Heading into 2026, investors face three issues: a scarcity of growth, a scarcity of capital and a scarcity of certainty.
To battle that, we need a three-prong strategy. You need to anchor your portfolio into highly profitable companies, but you need to cast a wider net for sources of returns, and you need to be actively reducing volatility.
To find high-profitability companies, the US still remains an important allocation, but we’re also seeing a broadening of earnings growth and profitability across global equity markets. That not only helps you cast a wider net, but it also helps you with diversification.
In Japan, we’re seeing corporate governance reforms. In Europe, some fiscal stimulus around defense spending ignited a value rally, but quality companies have not rallied yet, and there’s still a lot of opportunity there.
And in emerging markets, we see a broad set of themes that can continue to drive those markets higher—digital transformation, the rise of consumer spending and, in some markets, improvements in corporate governance. On top of that, continued weakness in the US dollar would be an additional catalyst.
On Volatility
The biggest risk that investors face is the complacency about risk. You never know which headline is going to trigger a market-moving event. If you remember through last year, we had DeepSeek in January; we had the tariff announcement in April; we had the jobs report on August first that set off a speculative growth rally.
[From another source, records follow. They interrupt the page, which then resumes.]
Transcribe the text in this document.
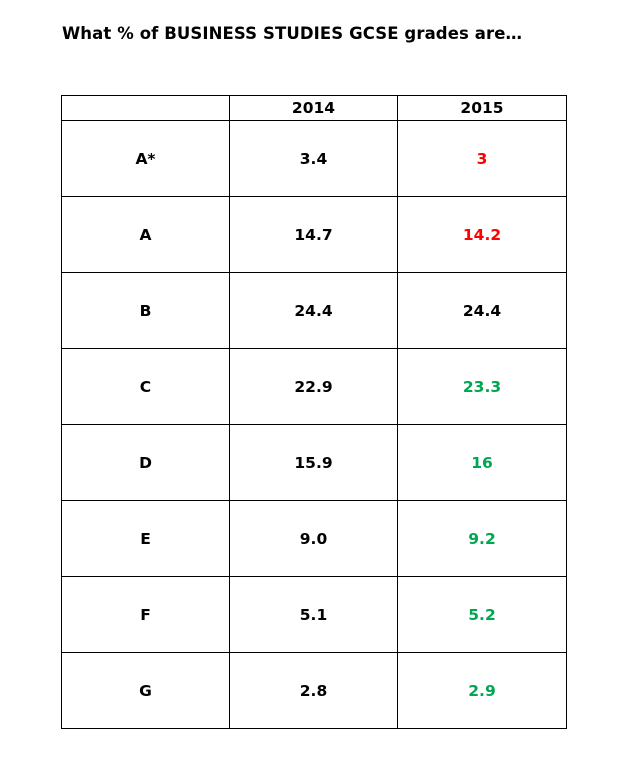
What % of BUSINESS STUDIES GCSE grades are…
	2014	2015
A*	3.4	3
A	14.7	14.2
B	24.4	24.4
C	22.9	23.3
D	15.9	16
E	9.0	9.2
F	5.1	5.2
G	2.8	2.9
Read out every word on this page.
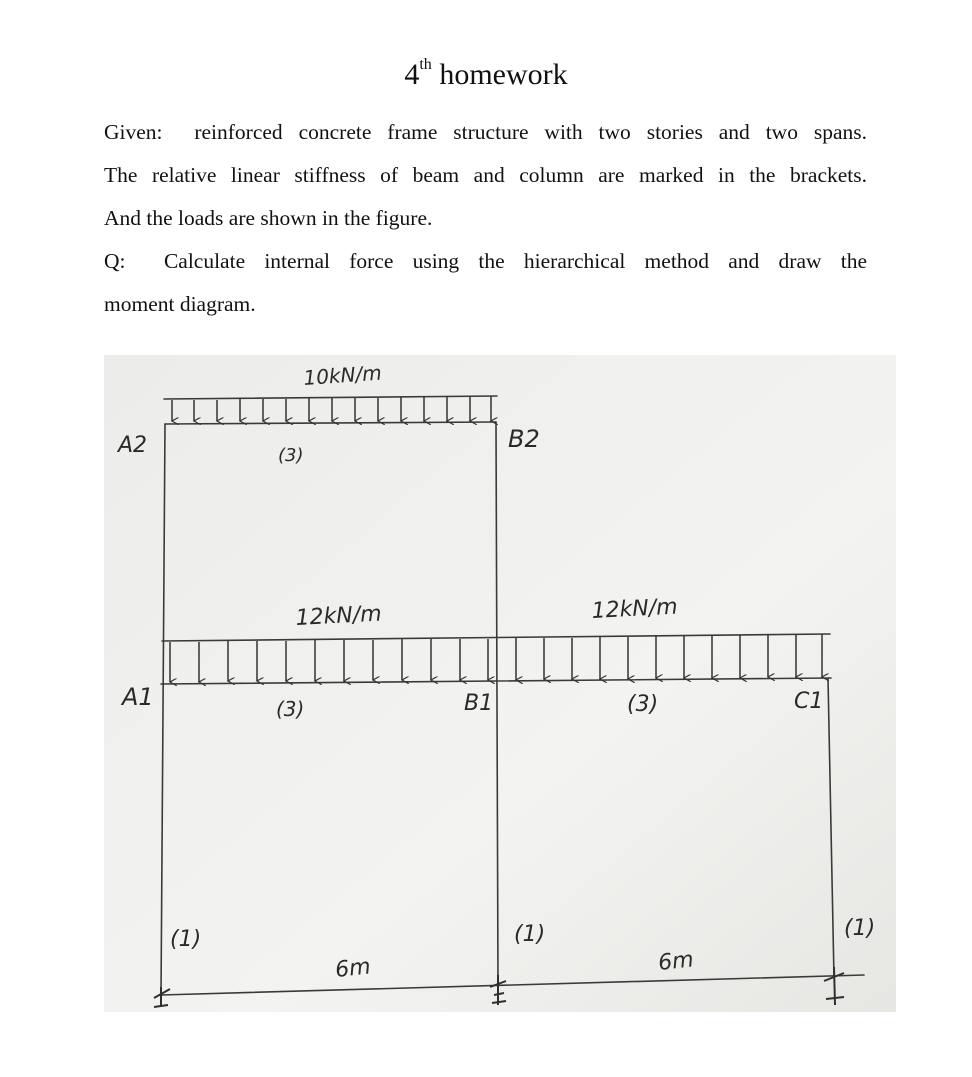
4th homework
Given: reinforced concrete frame structure with two stories and two spans.
The relative linear stiffness of beam and column are marked in the brackets.
And the loads are shown in the figure.
Q: Calculate internal force using the hierarchical method and draw the
moment diagram.
10kN/m
A2	B2
(3)
12kN/m	12kN/m
A1	(3)	B1	(3)	C1
(1)	(1)	(1)
6m	6m
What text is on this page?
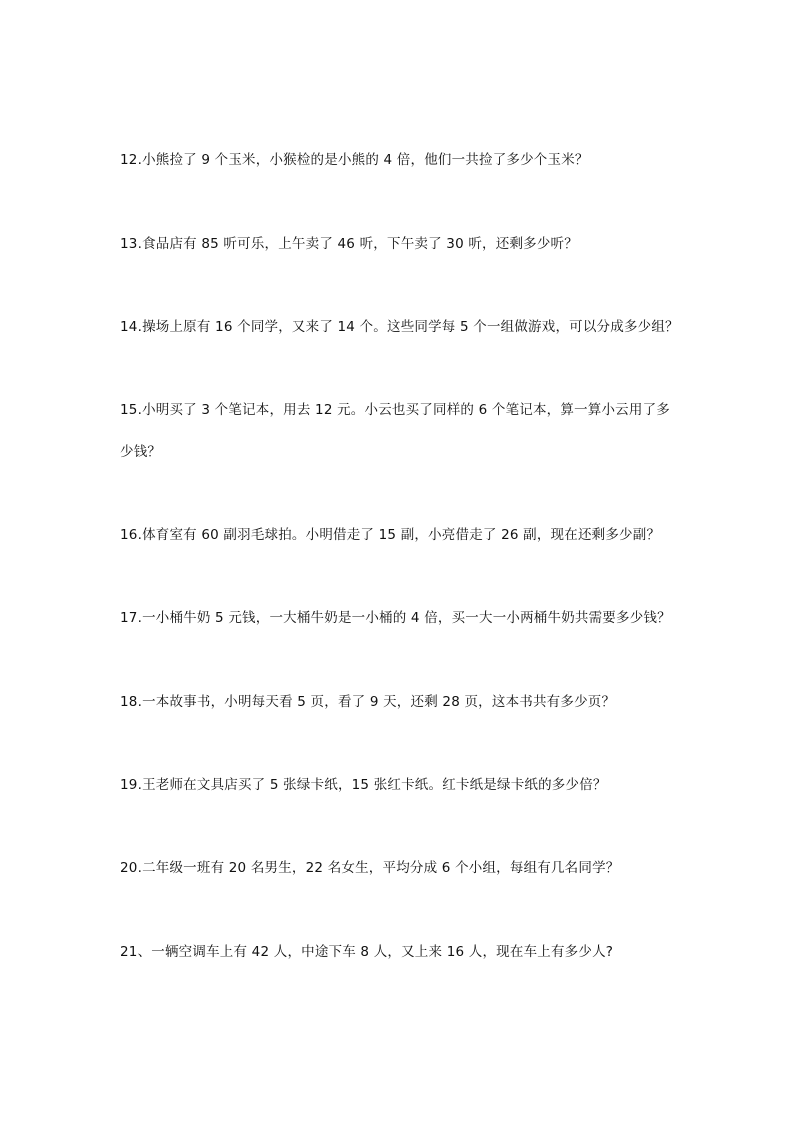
12.小熊捡了 9 个玉米，小猴检的是小熊的 4 倍，他们一共捡了多少个玉米？
13.食品店有 85 听可乐，上午卖了 46 听，下午卖了 30 听，还剩多少听？
14.操场上原有 16 个同学，又来了 14 个。这些同学每 5 个一组做游戏，可以分成多少组？
15.小明买了 3 个笔记本，用去 12 元。小云也买了同样的 6 个笔记本，算一算小云用了多
少钱？
16.体育室有 60 副羽毛球拍。小明借走了 15 副，小亮借走了 26 副，现在还剩多少副？
17.一小桶牛奶 5 元钱，一大桶牛奶是一小桶的 4 倍，买一大一小两桶牛奶共需要多少钱？
18.一本故事书，小明每天看 5 页，看了 9 天，还剩 28 页，这本书共有多少页？
19.王老师在文具店买了 5 张绿卡纸，15 张红卡纸。红卡纸是绿卡纸的多少倍？
20.二年级一班有 20 名男生，22 名女生，平均分成 6 个小组，每组有几名同学？
21、一辆空调车上有 42 人，中途下车 8 人，又上来 16 人，现在车上有多少人?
To prepare for that volatility, investors need to think about a number of strategies. Being defensive is one of them, but so is diversification. We need to diversify across styles and across regions. Even in strategies that seek higher returns, we need to understand that we have concrete risk mitigation strategies when volatility does erupt.
The End of US Exceptionalism?
There’s an ongoing debate about US exceptionalism. We don’t expect sustained structural US underperformance. US companies have a lot of advantages—access to capital, innovation and high corporate profitability—but the gap that we’ve seen to other markets could start to narrow. We have catalysts, such as corporate reform in Japan, capital discipline in Europe and emerging profitability across emerging markets.
That spells opportunities for diversification.
AI—Bubble or No Bubble?
One popular question today is, are we in an AI bubble? I actually think it’s too simplistic of a question for such a complex issue. AI is such a major force across markets, across the breadth of companies it affects, as well as across the economy. We have to understand the risks that it poses, including the concentration it has led to in markets.
We believe investors need to manage crowding risk and think more broadly about all the beneficiaries to the technology beyond just the current leaders. You need AI exposure, but you need to be selective and diversified.
Quality Matters
2025 was a very difficult year for quality companies. In an environment where the Fed was about to cut rates, investors got very excited about speculative growth companies.
There’s a lot of opportunities and attractive valuations that can be found in the US, in Europe and across the world. Quality companies are companies with durable profitability that can generate long-term earnings growth. History tells us that investing in these companies is an important strategy for generating long-term returns.